Relocating is fun and exciting. You’re able to meet new friends, possibly be closer to old friends and family, and start a new life. But a lot of people offload their current home or sell their current home at a discount to prepare for their move.

If you have the finances, you may want to rent out your home when moving out of state.

Why Being a Landlord is a Smart Choice

A lot of people are ready to pack all of their belongings and history into a moving truck. When you hire a long distance moving company, it doesn’t mean that you have to put your past behind you.

Perhaps you’ll want to move back to the area in the future. You’ll have the option when you already own a home.

If you lived in the location for a long time, you’ll have connections that you can use to help manage your rental, too. When you rent, the general rule of thumb is to rent when the property can earn 1% of its value per year.

This means that a $200,000 home would generate $2,000 in rental income and must generate a revenue of 6% per year based on the home’s value, or $12,000 per year in net revenue. You have the potential to make $1,000 per month off of your rental.

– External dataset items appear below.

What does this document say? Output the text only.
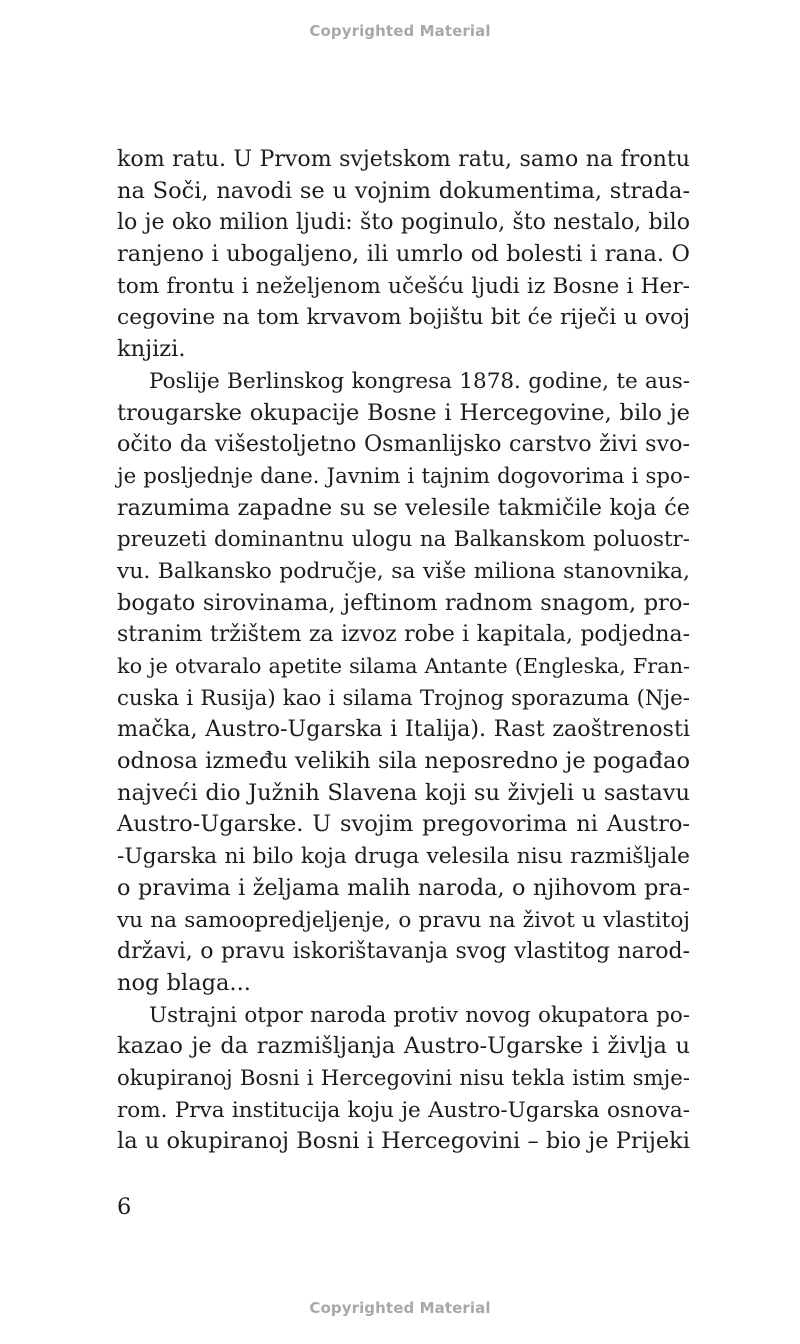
Copyrighted Material
kom ratu. U Prvom svjetskom ratu, samo na frontu
na Soči, navodi se u vojnim dokumentima, strada-
lo je oko milion ljudi: što poginulo, što nestalo, bilo
ranjeno i ubogaljeno, ili umrlo od bolesti i rana. O
tom frontu i neželjenom učešću ljudi iz Bosne i Her-
cegovine na tom krvavom bojištu bit će riječi u ovoj
knjizi.
Poslije Berlinskog kongresa 1878. godine, te aus-
trougarske okupacije Bosne i Hercegovine, bilo je
očito da višestoljetno Osmanlijsko carstvo živi svo-
je posljednje dane. Javnim i tajnim dogovorima i spo-
razumima zapadne su se velesile takmičile koja će
preuzeti dominantnu ulogu na Balkanskom poluostr-
vu. Balkansko područje, sa više miliona stanovnika,
bogato sirovinama, jeftinom radnom snagom, pro-
stranim tržištem za izvoz robe i kapitala, podjedna-
ko je otvaralo apetite silama Antante (Engleska, Fran-
cuska i Rusija) kao i silama Trojnog sporazuma (Nje-
mačka, Austro-Ugarska i Italija). Rast zaoštrenosti
odnosa između velikih sila neposredno je pogađao
najveći dio Južnih Slavena koji su živjeli u sastavu
Austro-Ugarske. U svojim pregovorima ni Austro-
-Ugarska ni bilo koja druga velesila nisu razmišljale
o pravima i željama malih naroda, o njihovom pra-
vu na samoopredjeljenje, o pravu na život u vlastitoj
državi, o pravu iskorištavanja svog vlastitog narod-
nog blaga...
Ustrajni otpor naroda protiv novog okupatora po-
kazao je da razmišljanja Austro-Ugarske i življa u
okupiranoj Bosni i Hercegovini nisu tekla istim smje-
rom. Prva institucija koju je Austro-Ugarska osnova-
la u okupiranoj Bosni i Hercegovini – bio je Prijeki
6
Copyrighted Material
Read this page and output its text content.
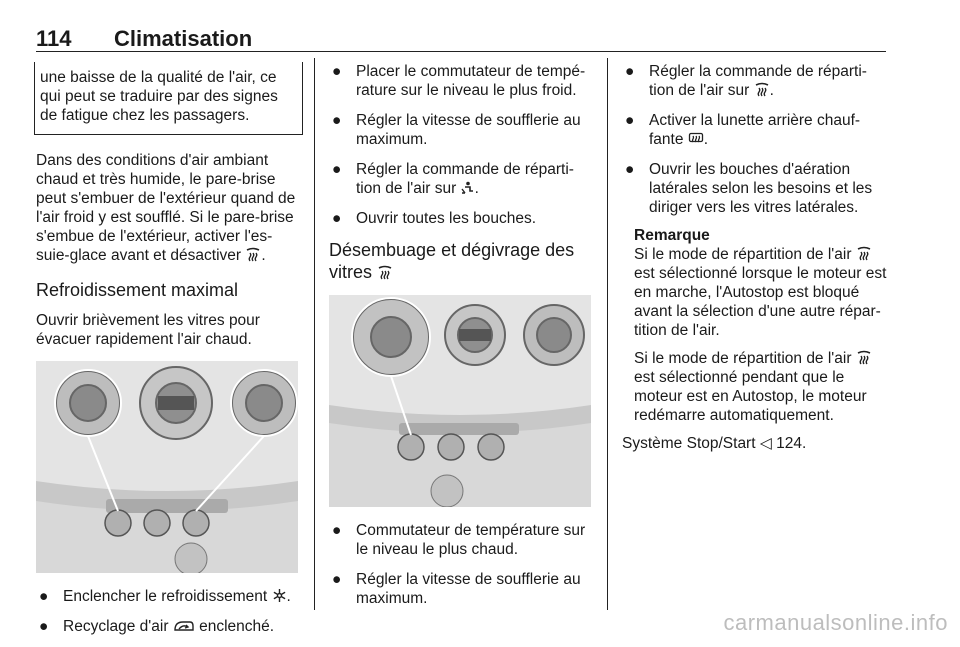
114 Climatisation
une baisse de la qualité de l'air, ce qui peut se traduire par des signes de fatigue chez les passagers.

Dans des conditions d'air ambiant chaud et très humide, le pare-brise peut s'embuer de l'extérieur quand de l'air froid y est soufflé. Si le pare-brise s'embue de l'extérieur, activer l'es-suie-glace avant et désactiver .

Refroidissement maximal

Ouvrir brièvement les vitres pour évacuer rapidement l'air chaud.

● Enclencher le refroidissement .
● Recyclage d'air  enclenché.
● Placer le commutateur de tempé-rature sur le niveau le plus froid.
● Régler la vitesse de soufflerie au maximum.
● Régler la commande de réparti-tion de l'air sur .
● Ouvrir toutes les bouches.
Désembuage et dégivrage des vitres
● Commutateur de température sur le niveau le plus chaud.
● Régler la vitesse de soufflerie au maximum.
● Régler la commande de réparti-tion de l'air sur .
● Activer la lunette arrière chauf-fante .
● Ouvrir les bouches d'aération latérales selon les besoins et les diriger vers les vitres latérales.
Remarque

Si le mode de répartition de l'air  est sélectionné lorsque le moteur est en marche, l'Autostop est bloqué avant la sélection d'une autre répar-tition de l'air.

Si le mode de répartition de l'air  est sélectionné pendant que le moteur est en Autostop, le moteur redémarre automatiquement.

Système Stop/Start ◁ 124.

carmanualsonline.info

You will need to put money aside for maintenance and pay the mortgage, but renting can provide an income-generating asset that can be sold for a lump sum payment in the future.

Maximizing profits will require a different approach for a long-distance owner and can be done in a few key ways:

1. Hire a Managing Company

If you don’t plan on being able to commute back and forth to the rental, you should hire a management company to deal with all of the rental logistics. These companies will allow you to be a hands-off owner and will correct any issues that arise.

You need to treat the rental like a business, and every business needs a manager to run smoothly.

2. Yearly Price Research and Updates

You want to make sure that you’re making as much money as possible off of your rental. Prices continue to go up and down in certain markets, and you’ll want to assess your rental’s price at least each year.

The goal is to be able to adjust the price of the rental as needed.

Of course, you won’t be able to change the price once a rental agreement is in place, but you will be able to adjust the price and maximize your income when it comes time to renew these leases.

3. Screen Tenants

You should be requesting a security deposit, and it’s important to enforce any late fees in the agreement within reason. But you can also screen tenants, or hire someone to screen tenants on your behalf.

The screening process will be able to:

  • Verify income
  • Verify credit reports

You can charge an application fee to cover these costs, too. When you screen tenants, you’ll have fewer late payments or non-payments, and you’ll also have fewer vacancies and issues along the way.